What a lot of people do when when they set up a root mirror is pull one of the disks to check if the system will still boot and run ok. If you do this experiment on a two disk configuration running S10 the system will panic really early in the boot process and it will go into a infinite panic/reboot cycle.
What is happening here is that we found a bug related to UFS logging, which is on by default in S10. Since the root mirror stays read-only because there is no metadb quorum we hit a bug in the UFS log rolling code. This in turn leaves UFS in a bad state which causes the system to panic.
We're testing the fix for this bug right now but in the meantime, it is easy to workaround this bug by just disabling logging on the root filesystem. You can do that be specifying the "nologging" option in the last field of the vfstab entry for root. You should reboot once before doing any SVM experiments (like pulling a disk) to ensure that UFS has rolled the log and is no longer using logging on root.
Once a patch for this bug is out you will definitely want to remove this workaround from the the vfstab entry since UFS logging offers so many performance and availability benefits.
By they way, UFS logging is also on by default in the S9 9/04 release but that code does not suffer from this bug.
The second problem we found is not as serious as the UFS bug. This has to do with an interaction with the Service Management Facility (SMF) which is new in S10 and again, this is related to not have metadb quorum during the boot. What should happen is that the system should enter single-user so you can clean up the dead metadbs. Instead it boots all the way to multi-user but since the root device is still read-only things don't work very well. This turned out to be a missing dependency which we didn't catch when we integrated SVM and SMF. We'll have a patch for this too but this problem is much less serious. You can still login as root and clean up the dead metadbs so that you can then reboot with a good metadb quorum.
Both of the problems result because there is no metadb quorum so the root metadevice remains read-only after a boot with a dead disk. If you have a third disk which you can use to add a metadb onto, then you can reduce the likelihood of hitting this problem since losing one disk won't cause you to lose quorum during boot.
Given these kinds of problems you might wonder why does SVM bother to implement the metadb quorum? Why not just trust the metadbs that are alive? SVM is conservative and always chooses the path to ensure that you won't lose data or use stale data. There are various corner cases to worry about when SVM cannot be sure it is using the most current data. For example, in a two disk mirror configuration, you might run for a while on the first disk with the second disk powered down. Later you might reboot off the second disk (because the disk was now powered up) and the first disk might now be powered down. At this point you would be using the stale data on the mirror, possibly without even realizing it.
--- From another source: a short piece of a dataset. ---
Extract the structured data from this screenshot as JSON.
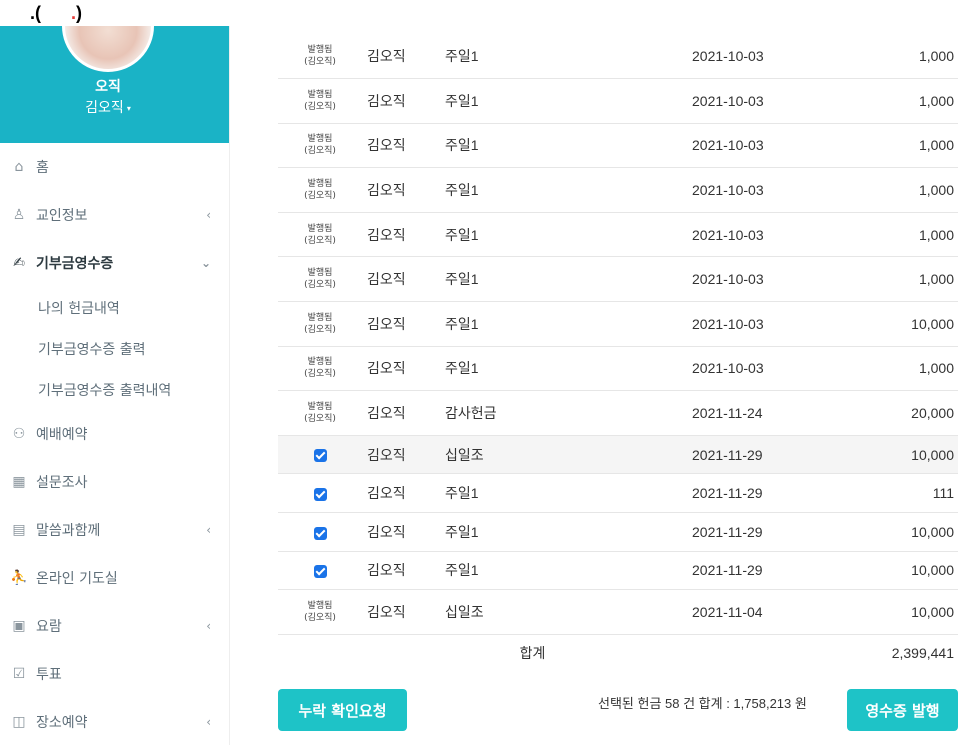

The metadb quorum rule gives you a chance to intervene and fix up the configuration when SVM cannot do it automatically.
On a lot of systems that use SVM to do root mirroring there are only two disks. When you set up the configuration you put one or more metadbs on each disk to hold the SVM configuration information.
SVM implements a metadb quorum rule which means that during the system boot, if more than 50% of the metadbs are not available, the system should boot into single-user mode so that you can fix things up. You can read more about this here.
On a two disk system there is no way to set things up so that more than 50% of the metadbs will be available if one of the disks dies.
When SVM does not have metadb quorum during the boot it is supposed to leave all of the metadevices read-only and boot into single-user. This gives you a chance to confirm that you are using the right SVM configuration and that you don't corrupt any of your data before having a chance to cleanup the dead metadbs.
What a lot of people do when when they set up a root mirror is pull one of the disks to check if the system will still boot and run ok. If you do this experiment on a two disk configuration running S10 the system will panic really early in the boot process and it will go into a infinite panic/reboot cycle.
What is happening here is that we found a bug related to UFS logging, which is on by default in S10. Since the root mirror stays read-only because there is no metadb quorum we hit a bug in the UFS log rolling code. This in turn leaves UFS in a bad state which causes the system to panic.
We're testing the fix for this bug right now but in the meantime, it is easy to workaround this bug by just disabling logging on the root filesystem. You can do that be specifying the "nologging" option in the last field of the vfstab entry for root. You should reboot once before doing any SVM experiments (like pulling a disk) to ensure that UFS has rolled the log and is no longer using logging on root.
Once a patch for this bug is out you will definitely want to remove this workaround from the the vfstab entry since UFS logging offers so many performance and availability benefits.
By they way, UFS logging is also on by default in the S9 9/04 release but that code does not suffer from this bug.
The second problem we found is not as serious as the UFS bug. This has to do with an interaction with the Service Management Facility (SMF) which is new in S10 and again, this is related to not have metadb quorum during the boot. What should happen is that the system should enter single-user so you can clean up the dead metadbs. Instead it boots all the way to multi-user but since the root device is still read-only things don't work very well. This turned out to be a missing dependency which we didn't catch when we integrated SVM and SMF. We'll have a patch for this too but this problem is much less serious. You can still login as root and clean up the dead metadbs so that you can then reboot with a good metadb quorum.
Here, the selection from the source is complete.